Il est obligatoire d’exprimer ses réactions vis-à-vis de la proposition (outre le porteur); toutes les voix et perspectives ont besoin d’être entendues. Le proposant écoute avec attention et prend des notes. Il rédigera ensuite une nouvelle version de la proposition.

Trucs pour l’hôte : Commencez avec la personne ayant la réaction la plus émotive et tournez dans le cercle jusqu’à ce que tout le monde ait partagé ses réactions. Assurez-vous qu’elles ne se font pas sur le porteur de proposition mais sur la proposition elle-même. Intervenez si nécessaire.

 

5. Proposition version II

Le porteur formule une nouvelle version de la proposition à la lumière de tout ce qui s’est dit. L’hôte s’assure que la proposition est lisible et visible de tous et la lit à haute voix.

Trucs pour l’hôte : Si vous sentez que le porteur de proposition souhaite garder la première version, rappelez-lui que c’est possible. S’il vous semble qu’il a besoin d’aide pour la réécriture, rappelez-lui qu’il est possible de demander de l’aide; toutefois, ne vous précipitez pas pour le dire.

6. Objections

Une objection doit exprimer un risque ou un recul pour l’organisation/initiative. Toutes les objections sont adressées à l’hôte qui décide si l’objection est valide ou non. Quand une objection est validée, le porteur de proposition doit l’intégrer dans une nouvelle proposition. (Ensuite le tour d’objections est répété).

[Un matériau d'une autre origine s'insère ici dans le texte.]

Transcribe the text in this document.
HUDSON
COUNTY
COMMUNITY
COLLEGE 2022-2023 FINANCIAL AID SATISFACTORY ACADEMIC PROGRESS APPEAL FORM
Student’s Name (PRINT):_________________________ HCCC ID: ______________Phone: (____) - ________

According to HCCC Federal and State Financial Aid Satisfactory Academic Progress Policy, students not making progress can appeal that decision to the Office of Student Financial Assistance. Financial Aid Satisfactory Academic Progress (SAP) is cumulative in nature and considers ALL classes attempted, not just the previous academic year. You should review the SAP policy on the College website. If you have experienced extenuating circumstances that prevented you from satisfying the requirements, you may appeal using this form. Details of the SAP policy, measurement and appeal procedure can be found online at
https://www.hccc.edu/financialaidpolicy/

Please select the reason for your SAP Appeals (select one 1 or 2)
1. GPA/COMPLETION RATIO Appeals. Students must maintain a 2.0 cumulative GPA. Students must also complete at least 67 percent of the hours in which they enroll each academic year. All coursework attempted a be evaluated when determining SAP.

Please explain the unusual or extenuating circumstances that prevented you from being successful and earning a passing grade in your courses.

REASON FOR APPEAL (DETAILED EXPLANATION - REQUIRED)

Trucs pour l’hôte : Parfois des préoccupations personnelles sont exprimées qui, en fait, ne posent pas de risques pour l’organisation. Il faut différencier les deux. S’il y a du flou n’hésitez pas à demander l’aide du groupe. C’est la partie la plus difficile du processus pour l’hôte.

7. Confirmation visuelle

Chacun confirme visuellement qu’il peut « vivre avec cette décision » en levant le pouce. Ça permet au groupe de voir que tout le monde est à bord. C’est difficile de lever le pouce si on n’est pas en phase avec la décision, par exemple si quelqu’un cherche ses mots pour exprimer une idée importante et ne l’a pas encore faite ou s’est désengagé avec le processus, tout le monde le saura.  Si quelqu’un ne lève pas son pouce, le groupe doit retourner à la partie du processus qui n’a pas été pleinement traitée.

Note : Il est bon d’avoir une culture de confirmation visuelle – le processus peut ensuite être accéléré. Quelqu’un pourrait faire une proposition et on passe directement à la confirmation visuelle pour voir si tout le monde peut vivre avec cette proposition.

Trucs pour l’hôte : Ce n’est pas un conseil de décision et ce n’est pas l’opportunité de baisser les pouces pour reprendre le processus.  C’est simplement une confirmation visuelle. Si le processus s’est bien déroulé tous les pouces sont levés. Si quelqu’un peine à s’exprimer, avec soin, offrir du soutien et laisser tout le monde savoir que toute information est importante. 

Ceci résume le procédé. Pour conclure, un peu comme pour jouer au piano, ne vous attendez pas à tout réussir parfaitement du premier coup. Il faut effectivement un petit peu de pratique.